In der Industrie stagniert die Zahl der arbeitssuchenden Personen auf einem historisch niedrigen Niveau. Zudem bleiben die Einschätzungen zur aktuellen Lage und die kurzfristigen Geschäftserwartungen aus dem WIFO-Konjunkturtest auf einem robust optimistischen Niveau. Für den Juni schätzen wir das Wachstum der Wertschöpfung im produzierenden Bereich (Primärproduktion, Sachgütererzeugung, Energiewirtschaft und Wasserver- und Abwasserentsorgung – ÖNACE A bis E) auf knapp +13% gegenüber dem Vorjahr (Mai +16%).

In der Bauwirtschaft (ÖNACE F) verringerte sich die Zahl der arbeitssuchend gemeldeten Personen weiter, die Einschätzungen zur aktuellen Lage sowie die Geschäftserwartungen für die nächsten Monate sind weiterhin auf einem sehr hohen Niveau. Für Juni wird mit einem Anstieg der Wertschöpfung im Bauwesen von knapp 4% gegenüber dem Vorjahresmonat gerechnet.

Im Tourismus (Beherbergung und Gastronomie, ÖNACE I) sind die Einschätzungen zur aktuellen Lage und die Erwartungen für die kommenden drei Monate weiterhin auf einem überdurchschnittlich hohen Niveau. Die Volumina der bargeldlosen Transaktionen in der Gastronomie und Hotellerie zeigen ebenfalls einen deutlichen Anstieg gegenüber Juni 2021. Die Zahl der arbeitssuchend gemeldeten Personen ist weiter gesunken. Für Juni wird mit einer um 70% höheren Anzahl an Gästenächtigungen in Österreich gegenüber dem Vorjahr gerechnet – gegenüber Juni 2019 (Vorkrisenniveau) wäre das ein Zuwachs von rund 2¼%. Für den Bereich I wird im Juni eine gegenüber dem Vorjahresmonat um 11% höhere Wertschöpfung erwartet.

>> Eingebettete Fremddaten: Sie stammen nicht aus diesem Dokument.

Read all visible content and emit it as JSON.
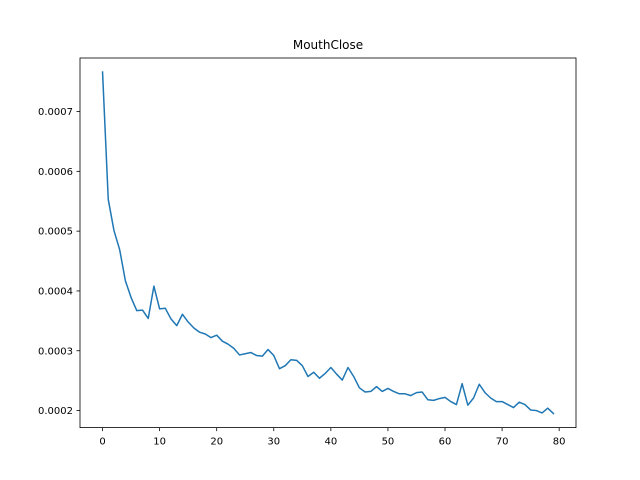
{
  "chart_data": {
    "type": "line",
    "title": "MouthClose",
    "xlabel": "",
    "ylabel": "",
    "xlim": [
      -3.95,
      82.95
    ],
    "ylim": [
      0.0001715,
      0.0007895
    ],
    "grid": false,
    "xticks": [
      0,
      10,
      20,
      30,
      40,
      50,
      60,
      70,
      80
    ],
    "xtick_labels": [
      "0",
      "10",
      "20",
      "30",
      "40",
      "50",
      "60",
      "70",
      "80"
    ],
    "yticks": [
      0.0002,
      0.0003,
      0.0004,
      0.0005,
      0.0006,
      0.0007
    ],
    "ytick_labels": [
      "0.0002",
      "0.0003",
      "0.0004",
      "0.0005",
      "0.0006",
      "0.0007"
    ],
    "series": [
      {
        "color": "#1f77b4",
        "x": [
          0,
          1,
          2,
          3,
          4,
          5,
          6,
          7,
          8,
          9,
          10,
          11,
          12,
          13,
          14,
          15,
          16,
          17,
          18,
          19,
          20,
          21,
          22,
          23,
          24,
          25,
          26,
          27,
          28,
          29,
          30,
          31,
          32,
          33,
          34,
          35,
          36,
          37,
          38,
          39,
          40,
          41,
          42,
          43,
          44,
          45,
          46,
          47,
          48,
          49,
          50,
          51,
          52,
          53,
          54,
          55,
          56,
          57,
          58,
          59,
          60,
          61,
          62,
          63,
          64,
          65,
          66,
          67,
          68,
          69,
          70,
          71,
          72,
          73,
          74,
          75,
          76,
          77,
          78,
          79
        ],
        "values": [
          0.000766,
          0.000553,
          0.000501,
          0.000469,
          0.000417,
          0.000389,
          0.000367,
          0.000368,
          0.000354,
          0.000408,
          0.00037,
          0.000371,
          0.000353,
          0.000342,
          0.000361,
          0.000348,
          0.000338,
          0.000331,
          0.000328,
          0.000322,
          0.000326,
          0.000316,
          0.000311,
          0.000304,
          0.000293,
          0.000295,
          0.000297,
          0.000292,
          0.000291,
          0.000302,
          0.000292,
          0.00027,
          0.000275,
          0.000285,
          0.000284,
          0.000275,
          0.000257,
          0.000264,
          0.000254,
          0.000262,
          0.000272,
          0.000261,
          0.000251,
          0.000272,
          0.000257,
          0.000238,
          0.000231,
          0.000232,
          0.00024,
          0.000232,
          0.000237,
          0.000232,
          0.000228,
          0.000228,
          0.000225,
          0.00023,
          0.000231,
          0.000218,
          0.000217,
          0.00022,
          0.000222,
          0.000215,
          0.00021,
          0.000245,
          0.000209,
          0.000221,
          0.000244,
          0.00023,
          0.000221,
          0.000215,
          0.000215,
          0.00021,
          0.000205,
          0.000214,
          0.00021,
          0.000201,
          0.0002,
          0.000196,
          0.000204,
          0.000195
        ]
      }
    ]
  }
}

Die Wertschöpfung im Handel (ÖNACE G) wird auf Basis der bargeldlosen Umsätze im Einzelhandel auf knapp 2% unter dem Vorjahresniveau geschätzt. Für die restlichen Marktdienstleistungen (ÖNACE J bis N) lassen die weiterhin abnehmende Zahl arbeitssuchender Personen und die oben beschriebene Entwicklung in der Industrie eine weiterhin günstige Dynamik erwarten. Für den Juni wird ein Wertschöpfungszuwachs gegenüber dem Vorjahr von +5¼% erwartet. Im Bereich der sonstigen persönlichen Dienstleistungen (ÖNACE R bis T) zeigte sich im Mai durch den Lockdown im Vorjahr ein deutlicher Zuwachs (+17%), da im Vorjahr Veranstaltungen bis 20. Mai noch größtenteils untersagt waren. Für Juni 2022 wird der Anstieg gegenüber dem Vorjahr auf der Grundlage von bargeldlosen Zahlungen im Bereich des Veranstaltungswesens für die sonstigen Dienstleistungen auf knapp 7% geschätzt. Auch dies ist noch eine Nachwirkung des Lockdown im Vorjahr: trotz der Öffnung konnte dieser Wirtschaftsbereich im Juni 2021 aufgrund von Vorlaufzeiten nicht das volle Potential entfalten.

  

 

Der WWWI befindet sich in ständiger Bearbeitung; er wird laufend überprüft und nach Verfügbarkeit mit neuen und zusätzlichen wöchentlichen Datenreihen erweitert. Der WWWI ist keine offizielle Quartalsschätzung, Prognose o. Ä. des WIFO.
 


Details zum Wöchentlichen WIFO-Wirtschaftsindex finden Sie bitte hier (xlsx).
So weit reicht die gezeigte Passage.